XL CEO Mike McGavick

XL Group plc last night announced a new $1 billion share buyback programme, as it swung to a $77.5 million profit for the third quarter.

The global business insurer, which moved its domicile from the Cayman Islands to Ireland earlier this year and has substantial operations in Bermuda, said estimated catastrophe losses for the quarter were $66.2 million.

Net income attributable to ordinary shareholders was 23 cents per share, compared to a net loss of $11.4 million, or three cents per share for the same period in 2009.

Chief executive officer Mike McGavick said: "We have delivered another quarter of solid operating results in a market that continues to be challenging."

The combined ratio for property and casualty operations, which indicates an underwriting profit when under 100 percent, was 94.9 percent for the quarter, which included 6.5 points of favourable prior year development.

"This demonstrates our underwriting discipline in a challenging market," Mike McGavick added. "However, despite this solid underwriting discipline, we continue to feel the impact that the prolonged soft market has on earnings."

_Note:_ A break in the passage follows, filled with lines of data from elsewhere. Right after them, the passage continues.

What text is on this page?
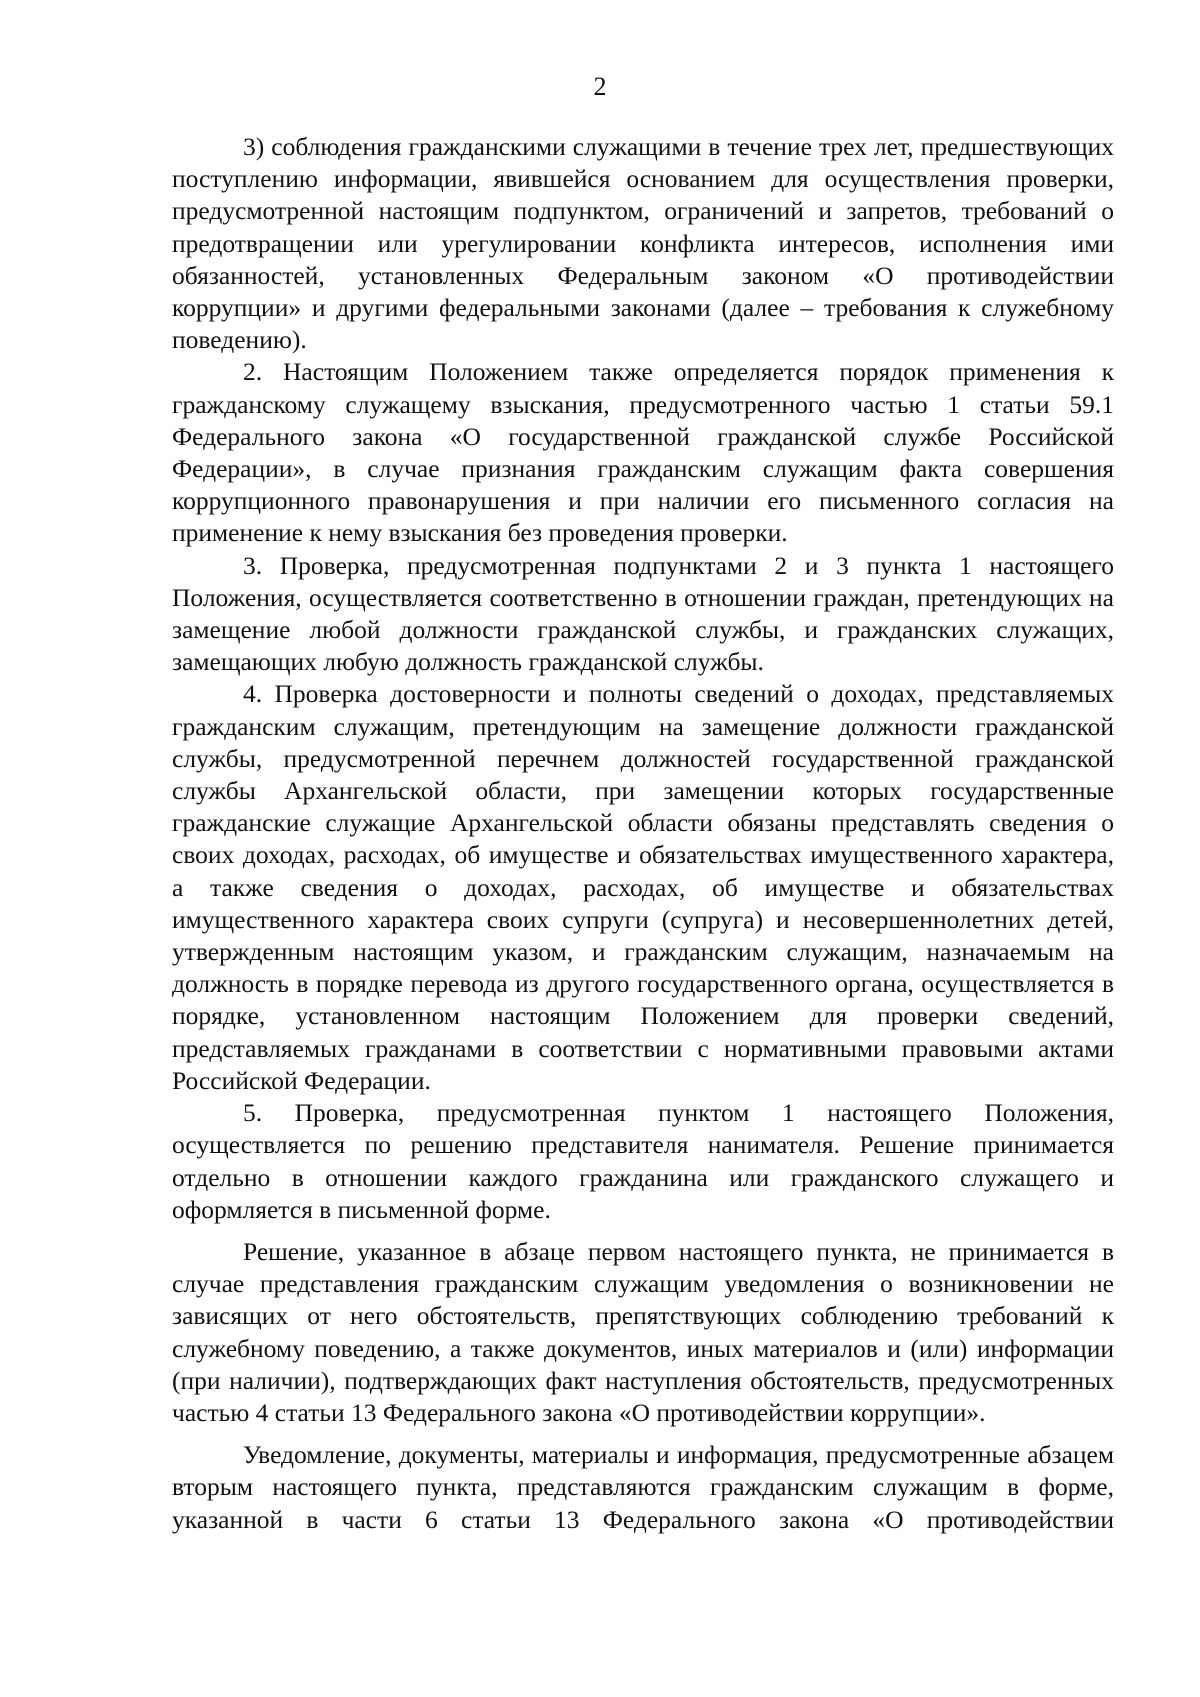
2

3) соблюдения гражданскими служащими в течение трех лет, предшествующих поступлению информации, явившейся основанием для осуществления проверки, предусмотренной настоящим подпунктом, ограничений и запретов, требований о предотвращении или урегулировании конфликта интересов, исполнения ими обязанностей, установленных Федеральным законом «О противодействии коррупции» и другими федеральными законами (далее – требования к служебному поведению).

2. Настоящим Положением также определяется порядок применения к гражданскому служащему взыскания, предусмотренного частью 1 статьи 59.1 Федерального закона «О государственной гражданской службе Российской Федерации», в случае признания гражданским служащим факта совершения коррупционного правонарушения и при наличии его письменного согласия на применение к нему взыскания без проведения проверки.

3. Проверка, предусмотренная подпунктами 2 и 3 пункта 1 настоящего Положения, осуществляется соответственно в отношении граждан, претендующих на замещение любой должности гражданской службы, и гражданских служащих, замещающих любую должность гражданской службы.

4. Проверка достоверности и полноты сведений о доходах, представляемых гражданским служащим, претендующим на замещение должности гражданской службы, предусмотренной перечнем должностей государственной гражданской службы Архангельской области, при замещении которых государственные гражданские служащие Архангельской области обязаны представлять сведения о своих доходах, расходах, об имуществе и обязательствах имущественного характера, а также сведения о доходах, расходах, об имуществе и обязательствах имущественного характера своих супруги (супруга) и несовершеннолетних детей, утвержденным настоящим указом, и гражданским служащим, назначаемым на должность в порядке перевода из другого государственного органа, осуществляется в порядке, установленном настоящим Положением для проверки сведений, представляемых гражданами в соответствии с нормативными правовыми актами Российской Федерации.

5. Проверка, предусмотренная пунктом 1 настоящего Положения, осуществляется по решению представителя нанимателя. Решение принимается отдельно в отношении каждого гражданина или гражданского служащего и оформляется в письменной форме.

Решение, указанное в абзаце первом настоящего пункта, не принимается в случае представления гражданским служащим уведомления о возникновении не зависящих от него обстоятельств, препятствующих соблюдению требований к служебному поведению, а также документов, иных материалов и (или) информации (при наличии), подтверждающих факт наступления обстоятельств, предусмотренных частью 4 статьи 13 Федерального закона «О противодействии коррупции».

Уведомление, документы, материалы и информация, предусмотренные абзацем вторым настоящего пункта, представляются гражданским служащим в форме, указанной в части 6 статьи 13 Федерального закона «О противодействии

The company said a new $1 billion share buyback programme had been approved by its board of directors at its recent meeting, illustrating the company's "current capital strength and commitment to capital management".

XL said it had made share buybacks of $268.7 million in the third quarter, which had added 41 cents to book value per share. Since the end of the quarter of September 30, XL has purchased an additional 4.9 million ordinary shares.

"In total, 18.8 million shares were purchased at an average price of $19.95 per share for a total of $375.4 million, the full amount remaining from the previously authorised programme," the company stated.

Many insurers have spent heavily on buying back their own shares as a way of utilising excess capital during the soft market conditions.

Fully diluted book value per share grew seven percent from the prior quarter, driven by a combination of investment portfolio gains, net income and foreign currency translation gains.

Operating income was $175 million in the third quarter, or 52 cents per share, compared to $292.6 million in the same quarter last year.

XL said there had been an above average level of large property and excess casualty loss activity impacting the quarter.

Net losses relating to the New Zealand earthquake in September were estimated at $44.3 million, of the total $66.2 million in catastrophe losses for the quarter, compared to $30.8 million for the same period last year.

Fully diluted book value per ordinary share was $29.56 at September 30, 2010 as compared to $24.60 at December 31, 2009, an increase of 20.2 percent.

Net investment income for the quarter was $296.7 million compared to $327.1 million in the prior year quarter. The decline was due to lower US interest rates on the P&C portfolio and changes on foreign exchange rates on the life portfolio.

Total shareholders' equity was $10.9 billion at the end of September, an increase of three percent in the quarter and 15 percent since the end of 2009.